Marston’s journey puts much more of an emphasis on helping the innocent who are left to survive in the hostile environment and players can utilize new weapons, mounts, and costumes in their quest to cleanse the West of the undead scourge. Rockstar delivers a very different experience that piggybacks off of the astounding cowboy gameplay with a zombie game that still stands out today amid hundreds of others in the genre.
4 Civilization 5
Brave New World
- Released: July 9, 2013
- Platform: PC
- Developer: Firaxis Games
One of the original grand-scale strategy games that allows players to be the guiding hand that influences a kingdom from its conception and through its development, Civilization is an iconic franchise.
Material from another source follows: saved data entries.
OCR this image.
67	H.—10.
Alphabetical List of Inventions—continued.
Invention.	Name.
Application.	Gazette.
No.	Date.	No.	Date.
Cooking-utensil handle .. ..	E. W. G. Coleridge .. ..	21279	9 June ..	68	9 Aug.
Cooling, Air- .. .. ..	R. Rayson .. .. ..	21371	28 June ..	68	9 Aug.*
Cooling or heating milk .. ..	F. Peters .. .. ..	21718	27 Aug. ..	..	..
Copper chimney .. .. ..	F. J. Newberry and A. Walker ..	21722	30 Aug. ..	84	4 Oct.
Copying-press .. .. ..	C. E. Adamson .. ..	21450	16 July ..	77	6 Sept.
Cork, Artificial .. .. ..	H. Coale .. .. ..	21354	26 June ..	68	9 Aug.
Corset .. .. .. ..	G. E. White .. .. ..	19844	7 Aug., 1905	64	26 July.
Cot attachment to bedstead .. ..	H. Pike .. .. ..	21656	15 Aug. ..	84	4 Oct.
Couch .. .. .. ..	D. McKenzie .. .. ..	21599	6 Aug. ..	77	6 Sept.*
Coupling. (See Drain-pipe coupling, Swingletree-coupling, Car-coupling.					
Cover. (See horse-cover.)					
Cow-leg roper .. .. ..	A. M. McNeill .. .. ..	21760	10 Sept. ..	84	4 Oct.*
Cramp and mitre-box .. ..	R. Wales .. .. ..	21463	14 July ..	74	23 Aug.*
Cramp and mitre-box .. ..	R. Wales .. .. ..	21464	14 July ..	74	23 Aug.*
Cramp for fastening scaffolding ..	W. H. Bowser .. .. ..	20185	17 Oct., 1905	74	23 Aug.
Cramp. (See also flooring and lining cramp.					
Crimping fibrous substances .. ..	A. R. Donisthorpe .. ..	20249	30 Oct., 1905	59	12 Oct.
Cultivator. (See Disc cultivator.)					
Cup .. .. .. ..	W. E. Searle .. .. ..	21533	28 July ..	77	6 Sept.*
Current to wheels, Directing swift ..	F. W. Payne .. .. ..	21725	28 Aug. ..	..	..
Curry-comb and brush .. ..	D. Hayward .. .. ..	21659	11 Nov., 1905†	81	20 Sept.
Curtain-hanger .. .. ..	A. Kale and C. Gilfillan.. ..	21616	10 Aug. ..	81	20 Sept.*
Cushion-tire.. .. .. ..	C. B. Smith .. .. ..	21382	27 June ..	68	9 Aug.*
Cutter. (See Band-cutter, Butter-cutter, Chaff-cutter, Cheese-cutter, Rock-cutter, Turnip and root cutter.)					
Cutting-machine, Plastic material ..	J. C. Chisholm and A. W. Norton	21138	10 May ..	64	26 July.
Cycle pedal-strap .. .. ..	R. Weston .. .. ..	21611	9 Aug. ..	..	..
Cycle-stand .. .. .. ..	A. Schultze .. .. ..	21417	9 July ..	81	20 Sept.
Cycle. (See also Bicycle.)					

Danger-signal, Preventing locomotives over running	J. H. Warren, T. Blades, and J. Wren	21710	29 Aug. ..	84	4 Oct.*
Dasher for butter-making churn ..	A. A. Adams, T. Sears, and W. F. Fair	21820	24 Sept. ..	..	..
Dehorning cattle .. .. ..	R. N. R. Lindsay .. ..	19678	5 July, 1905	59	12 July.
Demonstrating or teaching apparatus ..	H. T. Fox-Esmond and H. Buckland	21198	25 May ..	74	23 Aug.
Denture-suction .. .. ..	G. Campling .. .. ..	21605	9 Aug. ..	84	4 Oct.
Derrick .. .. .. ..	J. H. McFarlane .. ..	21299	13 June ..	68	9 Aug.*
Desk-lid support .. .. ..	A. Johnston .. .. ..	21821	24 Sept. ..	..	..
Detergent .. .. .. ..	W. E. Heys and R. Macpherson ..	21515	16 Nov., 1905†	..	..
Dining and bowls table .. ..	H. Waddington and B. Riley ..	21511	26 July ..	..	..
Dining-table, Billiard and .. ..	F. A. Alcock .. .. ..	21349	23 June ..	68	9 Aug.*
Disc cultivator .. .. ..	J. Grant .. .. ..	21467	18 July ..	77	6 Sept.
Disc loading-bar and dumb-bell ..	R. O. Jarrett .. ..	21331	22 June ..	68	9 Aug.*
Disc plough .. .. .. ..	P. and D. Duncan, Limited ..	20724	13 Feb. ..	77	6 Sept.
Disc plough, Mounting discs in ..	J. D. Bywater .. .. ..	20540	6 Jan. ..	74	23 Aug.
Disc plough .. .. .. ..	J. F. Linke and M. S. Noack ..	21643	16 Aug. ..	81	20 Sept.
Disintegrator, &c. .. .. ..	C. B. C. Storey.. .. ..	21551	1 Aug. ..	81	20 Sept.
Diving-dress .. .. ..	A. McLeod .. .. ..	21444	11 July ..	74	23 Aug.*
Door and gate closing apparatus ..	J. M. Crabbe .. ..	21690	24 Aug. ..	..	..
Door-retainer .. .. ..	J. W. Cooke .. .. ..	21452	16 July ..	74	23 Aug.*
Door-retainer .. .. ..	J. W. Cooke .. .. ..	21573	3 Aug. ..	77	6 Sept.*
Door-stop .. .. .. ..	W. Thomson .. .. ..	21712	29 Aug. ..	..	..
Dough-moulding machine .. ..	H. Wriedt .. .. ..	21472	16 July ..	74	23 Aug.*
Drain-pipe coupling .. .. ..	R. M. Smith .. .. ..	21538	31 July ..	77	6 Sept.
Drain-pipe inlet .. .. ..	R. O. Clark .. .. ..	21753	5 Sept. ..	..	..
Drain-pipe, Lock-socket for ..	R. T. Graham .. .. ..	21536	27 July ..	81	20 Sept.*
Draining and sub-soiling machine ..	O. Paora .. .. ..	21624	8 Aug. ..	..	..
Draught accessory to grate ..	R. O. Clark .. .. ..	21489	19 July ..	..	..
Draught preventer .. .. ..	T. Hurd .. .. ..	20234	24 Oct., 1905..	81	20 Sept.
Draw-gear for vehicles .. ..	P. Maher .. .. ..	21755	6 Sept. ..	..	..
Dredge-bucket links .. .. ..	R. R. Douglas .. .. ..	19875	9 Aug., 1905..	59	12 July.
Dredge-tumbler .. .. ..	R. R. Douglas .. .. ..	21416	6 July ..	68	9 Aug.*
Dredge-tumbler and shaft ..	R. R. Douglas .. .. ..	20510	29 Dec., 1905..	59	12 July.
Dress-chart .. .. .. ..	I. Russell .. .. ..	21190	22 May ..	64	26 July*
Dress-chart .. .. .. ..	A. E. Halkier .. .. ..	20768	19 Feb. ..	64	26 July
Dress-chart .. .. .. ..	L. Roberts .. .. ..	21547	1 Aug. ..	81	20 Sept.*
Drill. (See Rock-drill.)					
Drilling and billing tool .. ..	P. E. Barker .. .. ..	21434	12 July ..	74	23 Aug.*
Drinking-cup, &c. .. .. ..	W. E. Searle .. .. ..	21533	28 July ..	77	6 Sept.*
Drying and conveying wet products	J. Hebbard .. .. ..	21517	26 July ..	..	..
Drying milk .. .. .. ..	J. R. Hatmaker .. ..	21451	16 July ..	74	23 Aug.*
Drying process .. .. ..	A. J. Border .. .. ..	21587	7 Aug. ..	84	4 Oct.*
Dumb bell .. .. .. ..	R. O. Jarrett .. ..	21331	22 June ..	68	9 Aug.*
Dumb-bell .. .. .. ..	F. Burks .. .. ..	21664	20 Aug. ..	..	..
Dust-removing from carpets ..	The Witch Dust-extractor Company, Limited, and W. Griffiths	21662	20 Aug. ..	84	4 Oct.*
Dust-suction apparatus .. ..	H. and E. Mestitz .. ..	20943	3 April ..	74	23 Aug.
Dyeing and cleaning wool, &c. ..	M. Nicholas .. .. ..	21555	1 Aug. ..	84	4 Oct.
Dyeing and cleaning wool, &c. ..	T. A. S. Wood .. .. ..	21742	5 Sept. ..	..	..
Civilization 5 may be the very best title in the series, with a host of extra features that bulk out the entire game to allow for control over almost every aspect of the player’s empire. With the Brave New World expansion, players were given various new options that made the game an entirely different beast, both for new players to experience a full simulation of running a nation and for long-time fans to try new leaders and push to see new victory conditions.
The World Congress is a big part of this expansion, which allows for many more diplomacy opportunities that will make keeping allies useful and making enemies a huge mistake. The Cultural victory route was also changed massively, to hinge on tourism and having cultural sway over the other leaders that will face off against the player.
3 Stellaris
Utopia
- Released: April 6, 2017
- Platform: PC
- Developer: Paradox
Paradox’s sprawling spacefaring game of galactic conquest and community has countless DLC packs that chop and change parts of the regular Stellaris formula. Fans of the series may even be left adrift wondering which to purchase first to enhance their game experience. The base game has more than enough content to keep even the most die-hard player busy. Utopia, though, is considered by many to be a necessary purchase that turns most of the game’s systems on their heads.
Players now have the opportunity to force any pre-space travel planets that they find to take on their customs and traditions. This comes hand in hand with the opportunity to transcend into psionic heaven, reach peak evolution, become synthetic robotics, or assimilate with cyborgs to reach the best civilization possible. Perhaps the largest change is the introduction of the Megastructure, which takes up whole systems, costs massive amounts of resources to produce, and gives huge bonuses to the empire that constructs it. Add in the ability to play as a hive mind species and the sprawl of new features makes this a great addition to the game that changes play in very fundamental ways.
2 The Legend Of Zelda: Breath Of The Wild
The Champions’ Ballad
- Released: December 7, 2017
- Platform: Wii U, Nintendo Switch
- Developer: Nintendo
The Legend Of Zelda: Breath of The Wild was a breath of fresh air for the series, delivering an open world with RPG and survival elements that impressed series veterans and newcomers alike and made Link an icon of gaming again after a brief hiatus. Nintendo released two different DLC packs, but the second of these delivered huge changes to the story, to the extended gameplay that players could stay in, and to the mechanics as a whole.
The Champions’ Ballad gives Link a selection of new missions to carry out, to eventually obtain his own divine beast. Players are first faced with different trials that test their abilities to see how far they have come, including being given a weapon that can kill any enemy in one hit that also makes Link perish after a single hit. New items, new challenges, and new bosses – as well as the reappearance of the champions and cutscenes that flesh out the time of calamity – all reach a climax when the Master Cycle Zero is gifted to Link to prove himself. The game immediately shifts. Players are let loose on the destroyed Hyrule now atop a mechanical motorbike. Nintendo has never released such a game-changing DLC.
1 Half-Life
Opposing Force
- Released: November 19, 1999
- Platform: PC
- Developer: Gearbox Software
A huge expansion for the first Half-Life game that set the standard for DLC afterward, Opposing Force gives players more of what they loved in a new format. It hands over some new details about the lab where the accident took place, more context about what exactly happened in the Black Mesa Research Facility, and new weapons and aliens available to use and destroy respectively.
Opposing Force puts fans behind the wheels of a marine who was one of the enemies in the original title, and who ventures into the facility to wipe out the dangerous alien incursion. Gameplay continues with the standard skulking through corridors and surviving against tricky torrents of enemy lifeforms but the revisiting and reframing of some of the best set pieces make this an incredible insight into Half-Life‘s world.
The addition of a grappling hook changes movement, speed, and platforming to introduce new challenges that those who completed the original game loved sinking their teeth into upon release. This still stands as a perfect example of what DLC can really provide.